SC lays down conditions for women seeking maintenance in live-in relationships
Oct 21, 2010
NEW DELHI: A woman in a live-in relationship is not entitled to maintenance unless she fulfils certain parameters, the Supreme Court held today while observing that merely spending weekends together or a one night stand would not make it a domestic relationship.
A bench comprising Justices Markandey Katju and T S Thakur said that in order to get maintenance, a woman, even if not married, has to fulfil the following four requirements:
(1) The couple must hold themselves out to society as being akin to spouses
(2) They must be of legal age to marry
(3) They must be otherwise qualified to enter into a legal marriage including being unmarried
(4) They must have voluntarily cohabited and held themselves out to the world as being akin to spouses for a significant period of time.
"In our opinion, not all live-in relationships will amount to a relationship in the nature of marriage to get the benefit of the Act of 2005 (Protection of Women from Domestic Violence Act). To get such benefits the conditions mentioned by us above must be satisfied and this has to be proved by evidence.
"If a man has a 'KEEP' whom he maintains financially and uses mainly for sexual purpose and or as a servant, it would not in our opinion be a relationship in the nature of marriage," the court said.
"No doubt the view we are taking would exclude many women who have had a live-in relationship from the benefit of the 2005 Act (Protection of Women from Domestic Violence Act) but then it is not for this court to legislate or amend the law. Parliament has used the expression 'relationship in the nature of marriage' and not 'live-in relationship'. The court in the garb of interpretation cannot change the language of the statute," the bench observed.
The apex court passed the judgement while setting aside the concurrent orders passed by a matrimonial court and the Madras High Court awarding Rs 500 maintenance to D Patchaiammal who claimed to have married the appellant D Velusamy.
Velusamy had challenged the two courts order on the ground that he was already married to one Laxmi and Patchiammal was not married to him though he lived with her for some time.
Interpreting section 125 of CrPC relating to maintenance, the apex court said besides a legally-wedded wife, dependent parents and children alone are entitled to maintenance from a man.
But the Domestic Violence Act expanded the scope of maintenance by using the expression 'domestic relationship' which includes not only the relationship of marriage but also a relationship 'in the nature of marriage'.
"Unfortunately this expression has not been defined in the Act. Since there is no direct discussion of this court on the interpretation of this expression, we think it necessary to interpret because a large number of cases will be coming up before the court in our country on this point and hence an authoritative decision is required," the bench said.
According to the apex court, the legislation was enacted in view of the new social phenomenon in the country in the form of live-in relationship.

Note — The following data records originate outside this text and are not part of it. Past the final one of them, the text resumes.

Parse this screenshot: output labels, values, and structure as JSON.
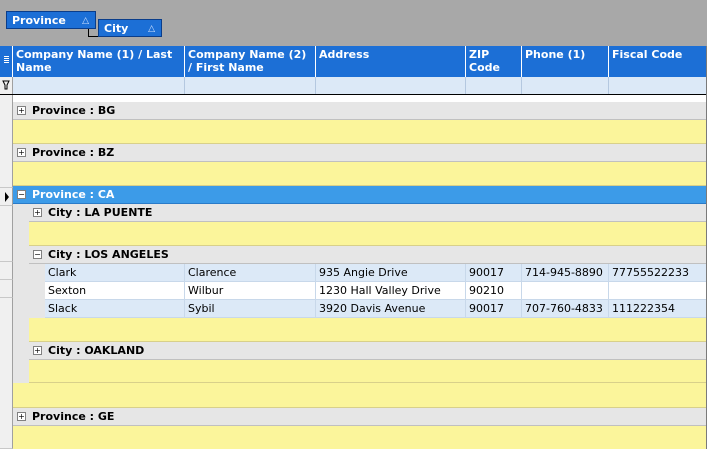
{
  "group_by": [
    {
      "label": "Province",
      "sort_icon": "triangle-up-icon"
    },
    {
      "label": "City",
      "sort_icon": "triangle-up-icon"
    }
  ],
  "columns": [
    {
      "label": "Company Name (1) / Last Name"
    },
    {
      "label": "Company Name (2) / First Name"
    },
    {
      "label": "Address"
    },
    {
      "label": "ZIP Code"
    },
    {
      "label": "Phone (1)"
    },
    {
      "label": "Fiscal Code"
    }
  ],
  "groups": {
    "bg": {
      "label": "Province : BG",
      "expanded": false
    },
    "bz": {
      "label": "Province : BZ",
      "expanded": false
    },
    "ca": {
      "label": "Province : CA",
      "expanded": true,
      "selected": true,
      "cities": {
        "la_puente": {
          "label": "City : LA PUENTE",
          "expanded": false
        },
        "los_angeles": {
          "label": "City : LOS ANGELES",
          "expanded": true
        },
        "oakland": {
          "label": "City : OAKLAND",
          "expanded": false
        }
      }
    },
    "ge": {
      "label": "Province : GE",
      "expanded": false
    }
  },
  "rows": [
    {
      "last": "Clark",
      "first": "Clarence",
      "address": "935 Angie Drive",
      "zip": "90017",
      "phone": "714-945-8890",
      "fiscal": "77755522233"
    },
    {
      "last": "Sexton",
      "first": "Wilbur",
      "address": "1230 Hall Valley Drive",
      "zip": "90210",
      "phone": "",
      "fiscal": ""
    },
    {
      "last": "Slack",
      "first": "Sybil",
      "address": "3920 Davis Avenue",
      "zip": "90017",
      "phone": "707-760-4833",
      "fiscal": "111222354"
    }
  ],
  "colors": {
    "header": "#1c6fd6",
    "selected_group": "#3c9be8",
    "band": "#fbf59b",
    "alt_row": "#dce9f7"
  }
}
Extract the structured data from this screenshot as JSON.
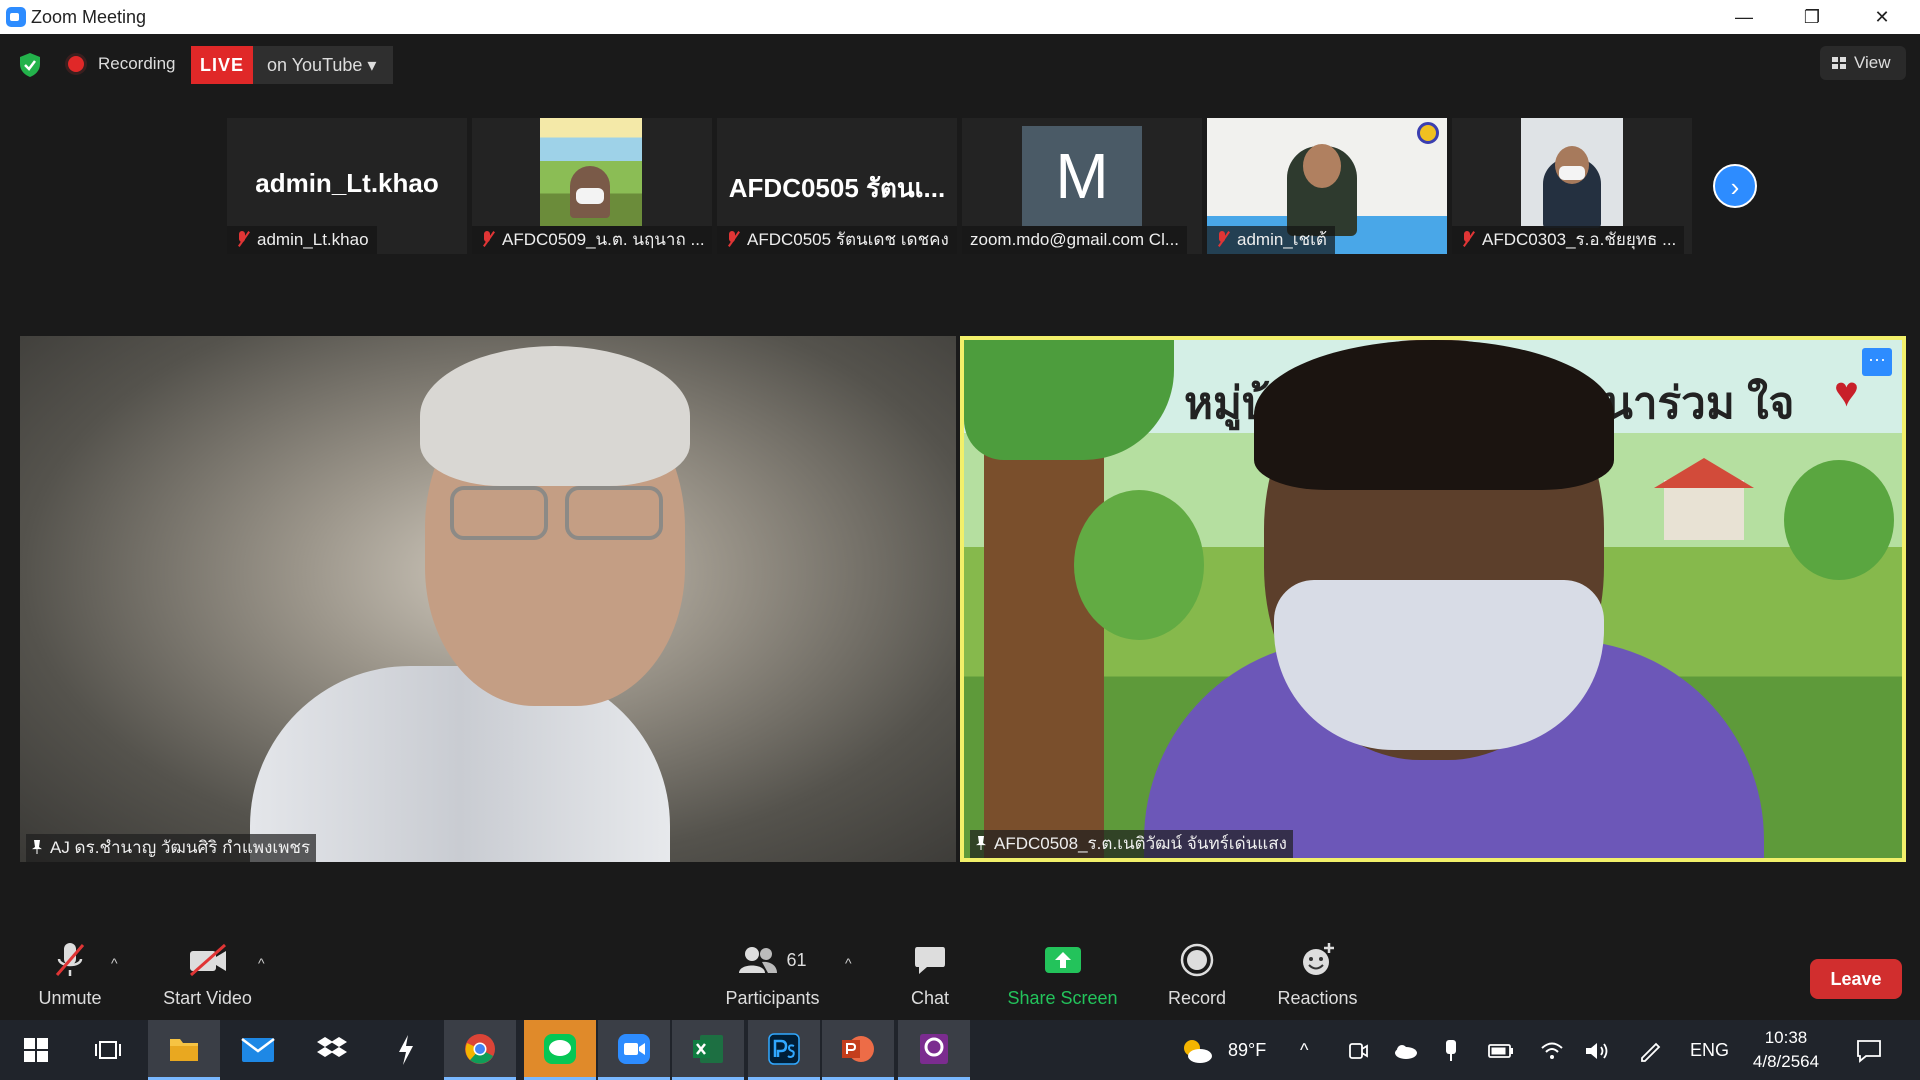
{
  "window": {
    "title": "Zoom Meeting",
    "minimize": "—",
    "maximize": "❐",
    "close": "✕"
  },
  "topbar": {
    "recording_label": "Recording",
    "live_label": "LIVE",
    "stream_label": "on YouTube ▾",
    "view_label": "View"
  },
  "thumbnails": [
    {
      "big_text": "admin_Lt.khao",
      "name": "admin_Lt.khao",
      "muted": true
    },
    {
      "big_text": "",
      "name": "AFDC0509_น.ต. นฤนาถ ...",
      "muted": true
    },
    {
      "big_text": "AFDC0505 รัตนเ...",
      "name": "AFDC0505 รัตนเดช  เดชคง",
      "muted": true
    },
    {
      "big_text": "M",
      "name": "zoom.mdo@gmail.com Cl...",
      "muted": false
    },
    {
      "big_text": "",
      "name": "admin_เชเต้",
      "muted": true
    },
    {
      "big_text": "",
      "name": "AFDC0303_ร.อ.ชัยยุทธ ...",
      "muted": true
    }
  ],
  "main_videos": [
    {
      "label": "AJ ดร.ชำนาญ วัฒนศิริ กำแพงเพชร"
    },
    {
      "label": "AFDC0508_ร.ต.เนติวัฒน์ จันทร์เด่นแสง",
      "overlay_text_left": "หมู่บ้า",
      "overlay_text_right": "พัฒนาร่วม ใจ"
    }
  ],
  "toolbar": {
    "unmute": "Unmute",
    "start_video": "Start Video",
    "participants": "Participants",
    "participants_count": "61",
    "chat": "Chat",
    "share_screen": "Share Screen",
    "record": "Record",
    "reactions": "Reactions",
    "leave": "Leave"
  },
  "taskbar": {
    "weather": "89°F",
    "language": "ENG",
    "time": "10:38",
    "date": "4/8/2564"
  },
  "colors": {
    "accent": "#2d8cff",
    "live_red": "#e02828",
    "share_green": "#23c35b",
    "leave_red": "#d12e2e",
    "active_speaker": "#f2f06a"
  }
}
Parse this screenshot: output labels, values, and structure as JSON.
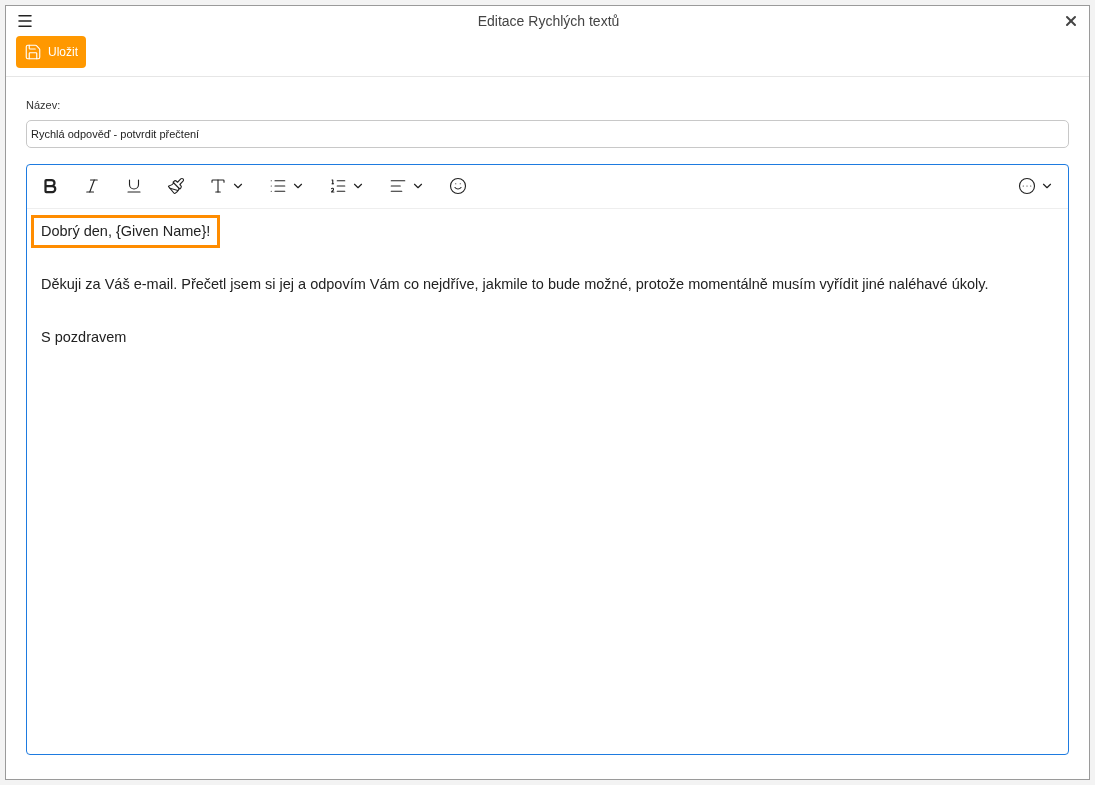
{
  "window": {
    "title": "Editace Rychlých textů"
  },
  "toolbar": {
    "save_button": "Uložit"
  },
  "name_field": {
    "label": "Název:",
    "value": "Rychlá odpověď - potvrdit přečtení"
  },
  "editor": {
    "focused": true,
    "paragraphs": [
      {
        "text": "Dobrý den, {Given Name}!",
        "highlighted": true
      },
      {
        "text": "Děkuji za Váš e-mail. Přečetl jsem si jej a odpovím Vám co nejdříve, jakmile to bude možné, protože momentálně musím vyřídit jiné naléhavé úkoly.",
        "highlighted": false
      },
      {
        "text": "S pozdravem",
        "highlighted": false
      }
    ]
  }
}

"In feudal society, sexual relationship between man and woman outside marriage was totally taboo and regarded with disgust and horror as depicted in Leo Tolstoy's novel 'Anna Karenina', Gustave Flaubert's novel 'Madame Bobary' and the novels of the great Bengali writer Sarat Chandra Chattopadhyay.
"However, Indian society is changing and this change has been reflected and recognised by Parliament by enacting the Protection of Woman from Domestic Violence Act, 2005," the bench said.
The apex court discussed at length the various US courts' rulings on grant of maintenance under the doctrine of 'Palimony'(pals) under which divergent rulings were passed vis-a-vis maintenance to a woman in a live-in relationship.
The bench recalled the California superior court's ruling in Marvin versus Marvin (1976) case wherein maintenance was awarded to the woman in live-in relationship.
The case related to the famous film actor Lee Marvin with whom a lady Michelle lived for many years without marrying him and was then deserted following which she claimed palimony.
In the present case, the apex court said that since the two lower courts had been given an opportunity to Velusamy's first wife Laxmi to be heard, the directions passed by it was erroneous hence it remanded the matter back to the matrimonial court to examine whether Laxmi was the legally wedded wife of Velusamy.